Kaylynn Williford, who was head of the trial bureau at the Harris County District Attorney’s Office, last week posted the meme that shows a black and white picture of a wooden box full of weddings bands that were removed from Holocaust victims.
A caption above the photo reads in part, “Each ring represents a destroyed family. Never forget, Nazis tore down statues. Banned free speech. Blamed economic hardships on one group of people. Instituted gun control. Sound familiar?”
Protesters demonstrating against racism, police violence, racial inequality and the May death of Floyd, a Black man who died after a white police officer pressed his knee into Floyd’s neck for nearly eight minutes, have targeted Confederate monuments and other statues in cities around the world.

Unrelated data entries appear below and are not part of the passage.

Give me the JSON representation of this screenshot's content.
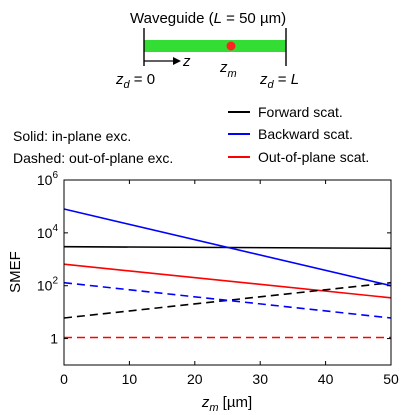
{
  "schematic": {
    "title_prefix": "Waveguide (",
    "title_var": "L",
    "title_suffix": " = 50 µm)",
    "z_axis_label": "z",
    "zm_main": "z",
    "zm_sub": "m",
    "left_end_main": "z",
    "left_end_sub": "d",
    "left_end_eq": " = 0",
    "right_end_main": "z",
    "right_end_sub": "d",
    "right_end_eq": " = ",
    "right_end_var": "L",
    "waveguide_color": "#33dd33",
    "source_color": "#ff2222"
  },
  "notes": {
    "solid": "Solid: in-plane exc.",
    "dashed": "Dashed: out-of-plane exc."
  },
  "legend": [
    {
      "label": "Forward scat.",
      "color": "#000000"
    },
    {
      "label": "Backward scat.",
      "color": "#0000ff"
    },
    {
      "label": "Out-of-plane scat.",
      "color": "#ff0000"
    }
  ],
  "chart_data": {
    "type": "line",
    "xlabel_main": "z",
    "xlabel_sub": "m",
    "xlabel_unit": " [µm]",
    "ylabel": "SMEF",
    "xlim": [
      0,
      50
    ],
    "ylim": [
      0.1,
      1000000
    ],
    "yscale": "log",
    "grid": false,
    "xticks": [
      0,
      10,
      20,
      30,
      40,
      50
    ],
    "xtick_labels": [
      "0",
      "10",
      "20",
      "30",
      "40",
      "50"
    ],
    "yticks": [
      1,
      100,
      10000,
      1000000
    ],
    "ytick_labels": [
      {
        "base": "1",
        "exp": ""
      },
      {
        "base": "10",
        "exp": "2"
      },
      {
        "base": "10",
        "exp": "4"
      },
      {
        "base": "10",
        "exp": "6"
      }
    ],
    "series": [
      {
        "color": "#000000",
        "dash": false,
        "x": [
          0,
          50
        ],
        "y": [
          3000,
          2600
        ]
      },
      {
        "color": "#0000ff",
        "dash": false,
        "x": [
          0,
          50
        ],
        "y": [
          80000,
          100
        ]
      },
      {
        "color": "#ff0000",
        "dash": false,
        "x": [
          0,
          50
        ],
        "y": [
          650,
          35
        ]
      },
      {
        "color": "#000000",
        "dash": true,
        "x": [
          0,
          50
        ],
        "y": [
          6,
          130
        ]
      },
      {
        "color": "#0000ff",
        "dash": true,
        "x": [
          0,
          50
        ],
        "y": [
          130,
          6
        ]
      },
      {
        "color": "#ff0000",
        "dash": true,
        "x": [
          0,
          50
        ],
        "y": [
          1.1,
          1.1
        ]
      }
    ]
  }
}
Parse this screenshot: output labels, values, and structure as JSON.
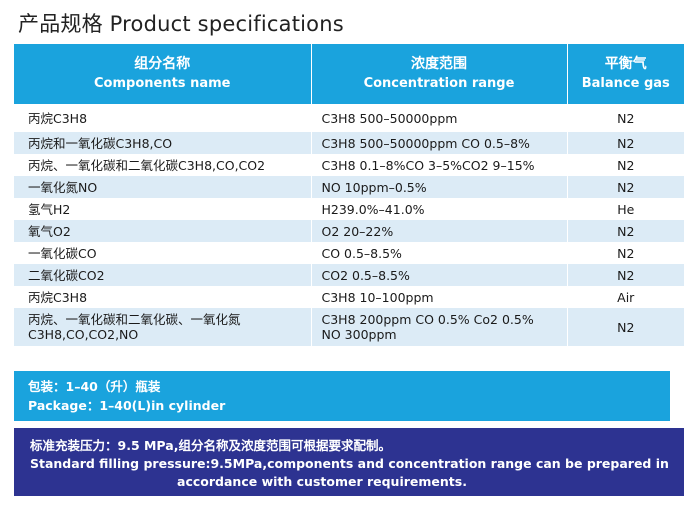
{
  "page_title": "产品规格 Product specifications",
  "table": {
    "headers": [
      {
        "cn": "组分名称",
        "en": "Components name"
      },
      {
        "cn": "浓度范围",
        "en": "Concentration range"
      },
      {
        "cn": "平衡气",
        "en": "Balance gas"
      }
    ],
    "rows": [
      {
        "component": "丙烷C3H8",
        "concentration": "C3H8 500–50000ppm",
        "balance": "N2"
      },
      {
        "component": "丙烷和一氧化碳C3H8,CO",
        "concentration": "C3H8 500–50000ppm CO 0.5–8%",
        "balance": "N2"
      },
      {
        "component": "丙烷、一氧化碳和二氧化碳C3H8,CO,CO2",
        "concentration": "C3H8 0.1–8%CO 3–5%CO2 9–15%",
        "balance": "N2"
      },
      {
        "component": "一氧化氮NO",
        "concentration": "NO 10ppm–0.5%",
        "balance": "N2"
      },
      {
        "component": "氢气H2",
        "concentration": "H239.0%–41.0%",
        "balance": "He"
      },
      {
        "component": "氧气O2",
        "concentration": "O2 20–22%",
        "balance": "N2"
      },
      {
        "component": "一氧化碳CO",
        "concentration": "CO 0.5–8.5%",
        "balance": "N2"
      },
      {
        "component": "二氧化碳CO2",
        "concentration": "CO2 0.5–8.5%",
        "balance": "N2"
      },
      {
        "component": "丙烷C3H8",
        "concentration": "C3H8 10–100ppm",
        "balance": "Air"
      },
      {
        "component_line1": "丙烷、一氧化碳和二氧化碳、一氧化氮",
        "component_line2": "C3H8,CO,CO2,NO",
        "concentration_line1": "C3H8 200ppm CO 0.5% Co2 0.5%",
        "concentration_line2": "NO 300ppm",
        "balance": "N2"
      }
    ]
  },
  "packaging": {
    "cn": "包装：1–40（升）瓶装",
    "en": "Package：1–40(L)in cylinder"
  },
  "filling": {
    "cn": "标准充装压力：9.5 MPa,组分名称及浓度范围可根据要求配制。",
    "en_line1": "Standard filling pressure:9.5MPa,components and concentration range can be prepared in",
    "en_line2": "accordance with customer requirements."
  },
  "colors": {
    "header_blue": "#1aa3dd",
    "row_stripe": "#dcebf6",
    "footer_navy": "#2d3391"
  }
}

Various area attorneys had questioned whether the post was derogatory of the Black Lives Matter movement and if it might be racist.

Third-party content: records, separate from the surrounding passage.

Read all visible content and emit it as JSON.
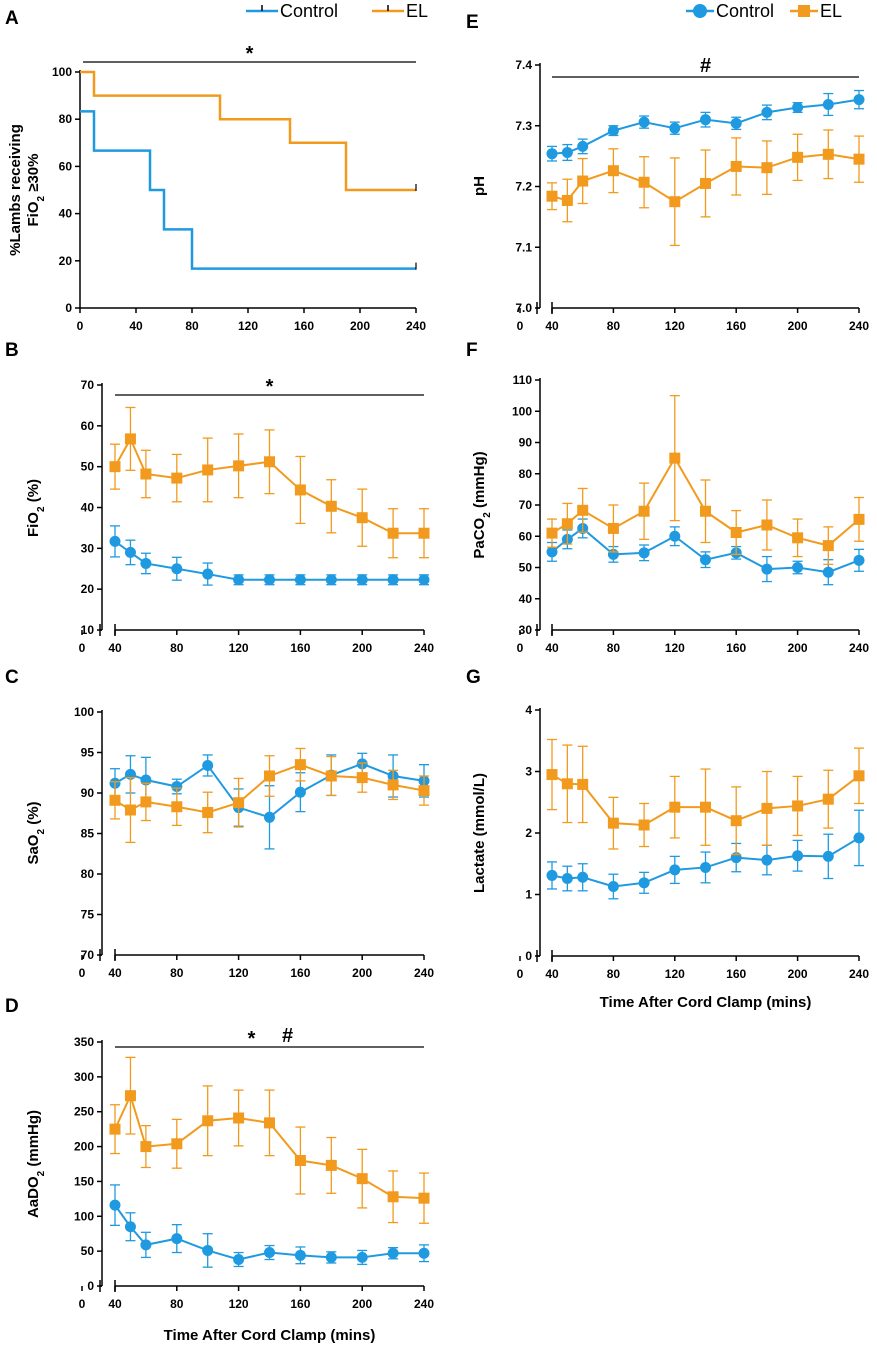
{
  "colors": {
    "control": "#1f9ae0",
    "el": "#f29a1d"
  },
  "legend_left": {
    "items": [
      "Control",
      "EL"
    ]
  },
  "legend_right": {
    "items": [
      "Control",
      "EL"
    ]
  },
  "shared": {
    "xlabel": "Time After Cord Clamp (mins)"
  },
  "chart_data": [
    {
      "id": "A",
      "type": "line",
      "step": true,
      "ylabel": [
        "%Lambs receiving",
        "FiO",
        "2",
        " ≥30%"
      ],
      "xlim": [
        0,
        240
      ],
      "ylim": [
        0,
        100
      ],
      "xticks": [
        0,
        40,
        80,
        120,
        160,
        200,
        240
      ],
      "yticks": [
        0,
        20,
        40,
        60,
        80,
        100
      ],
      "significance": "*",
      "sig_range": [
        0,
        240
      ],
      "series": [
        {
          "name": "Control",
          "steps": [
            [
              0,
              83.3
            ],
            [
              10,
              66.7
            ],
            [
              50,
              50
            ],
            [
              60,
              33.3
            ],
            [
              80,
              16.7
            ],
            [
              240,
              16.7
            ]
          ]
        },
        {
          "name": "EL",
          "steps": [
            [
              0,
              100
            ],
            [
              10,
              90
            ],
            [
              100,
              80
            ],
            [
              150,
              70
            ],
            [
              190,
              50
            ],
            [
              240,
              50
            ]
          ]
        }
      ]
    },
    {
      "id": "B",
      "type": "line",
      "ylabel": [
        "FiO",
        "2",
        " (%)"
      ],
      "x": [
        40,
        50,
        60,
        80,
        100,
        120,
        140,
        160,
        180,
        200,
        220,
        240
      ],
      "xticks": [
        0,
        40,
        80,
        120,
        160,
        200,
        240
      ],
      "yticks": [
        10,
        20,
        30,
        40,
        50,
        60,
        70
      ],
      "ylim": [
        10,
        70
      ],
      "significance": "*",
      "sig_range": [
        40,
        240
      ],
      "series": [
        {
          "name": "Control",
          "values": [
            31.7,
            29,
            26.3,
            25,
            23.7,
            22.3,
            22.3,
            22.3,
            22.3,
            22.3,
            22.3,
            22.3
          ],
          "err": [
            3.8,
            3.0,
            2.5,
            2.8,
            2.7,
            1.2,
            1.2,
            1.2,
            1.2,
            1.2,
            1.2,
            1.2
          ]
        },
        {
          "name": "EL",
          "values": [
            50,
            56.8,
            48.2,
            47.2,
            49.2,
            50.2,
            51.2,
            44.3,
            40.3,
            37.5,
            33.7,
            33.7
          ],
          "err": [
            5.5,
            7.7,
            5.8,
            5.8,
            7.8,
            7.8,
            7.8,
            8.2,
            6.5,
            7.0,
            6.0,
            6.0
          ]
        }
      ]
    },
    {
      "id": "C",
      "type": "line",
      "ylabel": [
        "SaO",
        "2",
        " (%)"
      ],
      "x": [
        40,
        50,
        60,
        80,
        100,
        120,
        140,
        160,
        180,
        200,
        220,
        240
      ],
      "xticks": [
        0,
        40,
        80,
        120,
        160,
        200,
        240
      ],
      "yticks": [
        70,
        75,
        80,
        85,
        90,
        95,
        100
      ],
      "ylim": [
        70,
        100
      ],
      "series": [
        {
          "name": "Control",
          "values": [
            91.2,
            92.3,
            91.6,
            90.8,
            93.4,
            88.2,
            87,
            90.1,
            92.2,
            93.6,
            92.1,
            91.5
          ],
          "err": [
            1.8,
            2.3,
            2.8,
            0.9,
            1.3,
            2.3,
            3.9,
            2.4,
            2.5,
            1.3,
            2.6,
            2.0
          ]
        },
        {
          "name": "EL",
          "values": [
            89.1,
            87.9,
            88.9,
            88.3,
            87.6,
            88.8,
            92.1,
            93.5,
            92.1,
            91.9,
            91,
            90.3
          ],
          "err": [
            2.3,
            4.0,
            2.3,
            2.3,
            2.5,
            3.0,
            2.5,
            2.0,
            2.4,
            1.8,
            1.8,
            1.8
          ]
        }
      ]
    },
    {
      "id": "D",
      "type": "line",
      "ylabel": [
        "AaDO",
        "2",
        " (mmHg)"
      ],
      "xlabel": "Time After Cord Clamp (mins)",
      "x": [
        40,
        50,
        60,
        80,
        100,
        120,
        140,
        160,
        180,
        200,
        220,
        240
      ],
      "xticks": [
        0,
        40,
        80,
        120,
        160,
        200,
        240
      ],
      "yticks": [
        0,
        50,
        100,
        150,
        200,
        250,
        300,
        350
      ],
      "ylim": [
        0,
        350
      ],
      "significance": "*",
      "significance2": "#",
      "sig_range": [
        40,
        240
      ],
      "series": [
        {
          "name": "Control",
          "values": [
            116,
            85,
            59,
            68,
            51,
            38,
            48,
            44,
            41,
            41,
            47,
            47
          ],
          "err": [
            29,
            20,
            18,
            20,
            24,
            10,
            10,
            12,
            8,
            10,
            8,
            12
          ]
        },
        {
          "name": "EL",
          "values": [
            225,
            273,
            200,
            204,
            237,
            241,
            234,
            180,
            173,
            154,
            128,
            126
          ],
          "err": [
            35,
            55,
            30,
            35,
            50,
            40,
            47,
            48,
            40,
            42,
            37,
            36
          ]
        }
      ]
    },
    {
      "id": "E",
      "type": "line",
      "ylabel": [
        "pH"
      ],
      "x": [
        40,
        50,
        60,
        80,
        100,
        120,
        140,
        160,
        180,
        200,
        220,
        240
      ],
      "xticks": [
        0,
        40,
        80,
        120,
        160,
        200,
        240
      ],
      "yticks": [
        "7.0",
        "7.1",
        "7.2",
        "7.3",
        "7.4"
      ],
      "ylim": [
        7.0,
        7.4
      ],
      "significance": "#",
      "sig_range": [
        40,
        240
      ],
      "series": [
        {
          "name": "Control",
          "values": [
            7.254,
            7.256,
            7.266,
            7.292,
            7.306,
            7.296,
            7.31,
            7.304,
            7.322,
            7.33,
            7.335,
            7.343
          ],
          "err": [
            0.012,
            0.013,
            0.012,
            0.008,
            0.01,
            0.01,
            0.012,
            0.01,
            0.012,
            0.008,
            0.018,
            0.015
          ]
        },
        {
          "name": "EL",
          "values": [
            7.184,
            7.177,
            7.209,
            7.226,
            7.207,
            7.175,
            7.205,
            7.233,
            7.231,
            7.248,
            7.253,
            7.245
          ],
          "err": [
            0.022,
            0.035,
            0.037,
            0.036,
            0.042,
            0.072,
            0.055,
            0.047,
            0.044,
            0.038,
            0.04,
            0.038
          ]
        }
      ]
    },
    {
      "id": "F",
      "type": "line",
      "ylabel": [
        "PaCO",
        "2",
        " (mmHg)"
      ],
      "x": [
        40,
        50,
        60,
        80,
        100,
        120,
        140,
        160,
        180,
        200,
        220,
        240
      ],
      "xticks": [
        0,
        40,
        80,
        120,
        160,
        200,
        240
      ],
      "yticks": [
        30,
        40,
        50,
        60,
        70,
        80,
        90,
        100,
        110
      ],
      "ylim": [
        30,
        110
      ],
      "series": [
        {
          "name": "Control",
          "values": [
            55,
            59,
            62.5,
            54.2,
            54.7,
            60,
            52.5,
            54.7,
            49.5,
            50,
            48.5,
            52.3
          ],
          "err": [
            3,
            3,
            3,
            2.5,
            2.5,
            3,
            2.5,
            2,
            4,
            2,
            4,
            3.5
          ]
        },
        {
          "name": "EL",
          "values": [
            61,
            64,
            68.3,
            62.5,
            68,
            85,
            68,
            61.2,
            63.6,
            59.5,
            57,
            65.4
          ],
          "err": [
            4.5,
            6.5,
            7,
            7.5,
            9,
            20,
            10,
            7,
            8,
            6,
            6,
            7
          ]
        }
      ]
    },
    {
      "id": "G",
      "type": "line",
      "ylabel": [
        "Lactate (mmol/L)"
      ],
      "xlabel": "Time After Cord Clamp (mins)",
      "x": [
        40,
        50,
        60,
        80,
        100,
        120,
        140,
        160,
        180,
        200,
        220,
        240
      ],
      "xticks": [
        0,
        40,
        80,
        120,
        160,
        200,
        240
      ],
      "yticks": [
        0,
        1,
        2,
        3,
        4
      ],
      "ylim": [
        0,
        4
      ],
      "series": [
        {
          "name": "Control",
          "values": [
            1.31,
            1.26,
            1.28,
            1.13,
            1.19,
            1.4,
            1.44,
            1.6,
            1.56,
            1.63,
            1.62,
            1.92
          ],
          "err": [
            0.22,
            0.2,
            0.22,
            0.2,
            0.17,
            0.22,
            0.25,
            0.23,
            0.24,
            0.25,
            0.36,
            0.45
          ]
        },
        {
          "name": "EL",
          "values": [
            2.95,
            2.8,
            2.79,
            2.16,
            2.13,
            2.42,
            2.42,
            2.2,
            2.4,
            2.44,
            2.55,
            2.93
          ],
          "err": [
            0.57,
            0.63,
            0.62,
            0.42,
            0.35,
            0.5,
            0.62,
            0.55,
            0.6,
            0.48,
            0.47,
            0.45
          ]
        }
      ]
    }
  ]
}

“It’s in very poor taste given the context of what’s happening socially around the country,” said Mauro Beltramini, a Houston criminal defense attorney. “Something like this could cast doubt on things that the district attorney’s office is doing.”
Williford said in a statement she never intended to offend the Black Lives Matter movement. Williford said what she had “interpreted as a post that promoted tolerance was taken in a completely different manner.”

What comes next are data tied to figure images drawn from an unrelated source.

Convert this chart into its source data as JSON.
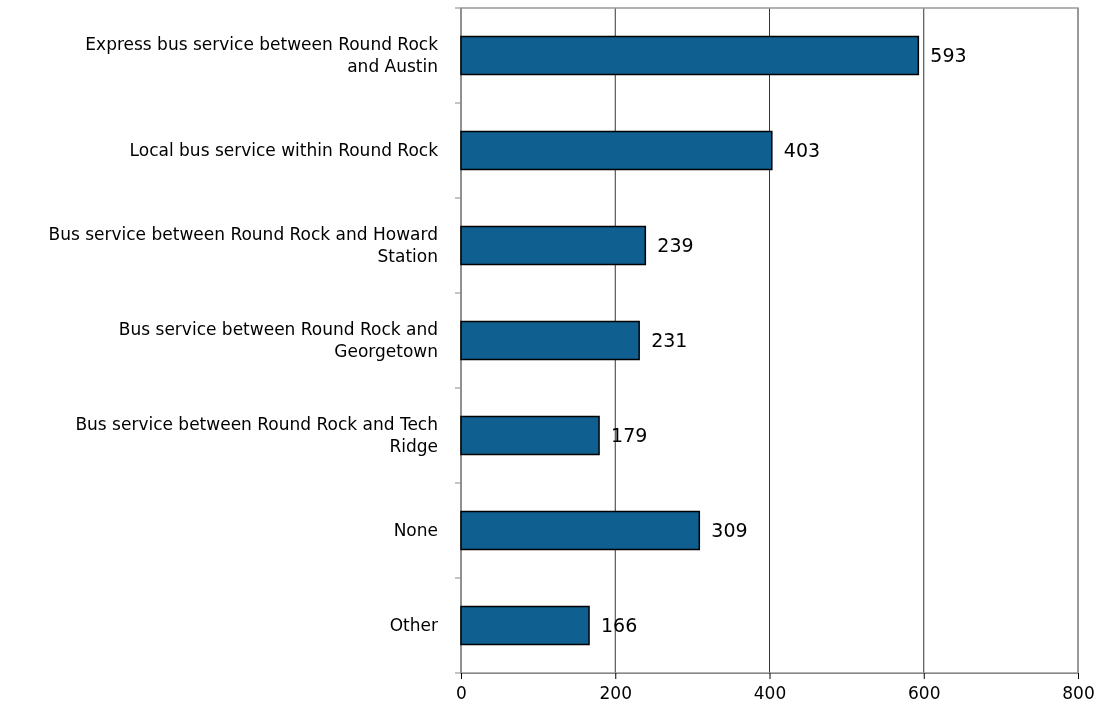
{
  "chart_data": {
    "type": "bar",
    "orientation": "horizontal",
    "categories": [
      "Express bus service between Round Rock and Austin",
      "Local bus service within Round Rock",
      "Bus service between Round Rock and Howard Station",
      "Bus service between Round Rock and Georgetown",
      "Bus service between Round Rock and Tech Ridge",
      "None",
      "Other"
    ],
    "values": [
      593,
      403,
      239,
      231,
      179,
      309,
      166
    ],
    "color": "#0f5f91",
    "xlim": [
      0,
      800
    ],
    "xticks": [
      0,
      200,
      400,
      600,
      800
    ],
    "grid": "x",
    "data_labels": true
  }
}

“I have spent my career defending the rights not only of victims but those wrongfully accused,” she said. “If you truly knew me, you would know I never meant anything malicious in sharing a Facebook post … I can only say I am sorry for hurt this had made in the African American or Jewish communities.”
The district attorney’s office was reviewing concerns over the Facebook post when Williford resigned. The resignation was first made public by a reporter with the Marshall Project.
In an email sent to employees Monday, Harris County District Attorney Kim Ogg said her office “stands for equal justice” and it “has zero tolerance for racism in any shape or form. While implicit in our work, let us be together in the fight for tolerance and equality of all in everything we do, both in the workplace and in all aspects of our lives.”
Williford had been with the district attorney’s office since 1992 and had tried more than 100 jury trials. She was of the prosecutors who in October helped secure a death sentence for a man convicted of fatally shooting six members of his ex-wife’s family, including four children.